А вы, любезные мои простодушнейшие читатели, извольте угадать, что подсказало ему эти речи: участливость или хитрость – он же видел, что девушке больше всего хочется распоряжаться собой без принуждения, а замок со всеми садами, хоть в нынешнем состоянии его и можно было обмерить булавкой или стежками, ногтем или напёрстком, всё же имел такой нарядный и пышный вид, что всякий почёл бы за счастье в нём поселиться.
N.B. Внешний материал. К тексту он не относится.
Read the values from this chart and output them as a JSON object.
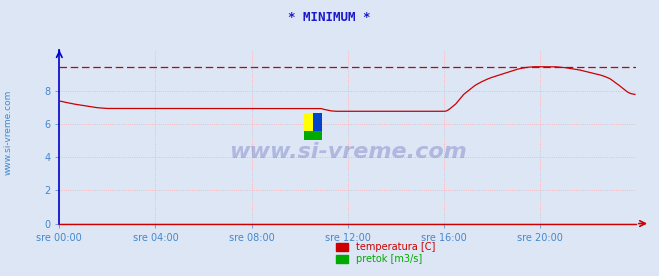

По бледным щекам красавицы разлился нежный розовый румянец, и она чуть слышно промолвила, что чары есть чары, а поцелуй, данный ей после того, как стеклянный гроб был благополучно уничтожен, как и всякий поцелуй, обязывает к благосклонности, вольно он был получен или невольно.
Пока они таким учтивым образом диспутировали о том, как достойнее поступить в этих казусных обстоятельствах, раздался шум, зазвенела музыка и девушка в великой тревоге воскликнула, что чародей приближается. Герой же наш оробел и растерялся: ведь седой наставник не научил его, что надо делать при подобной оказии. И всё же он сказал себе: «Надо мне, сколько станет сил, защищать эту девушку, которой я столь многим обязан, которую сам же – к добру или к худу – избавил от сна и немоты». Оружия, кроме острых иголок да ножниц, он с собой не носил, но его осенило, что можно пустить в ход осколки стеклянного саркофага. Он выбрал осколок подлиннее и поострее, обернул тупой конец подолом своего кожаного передника и стал ждать.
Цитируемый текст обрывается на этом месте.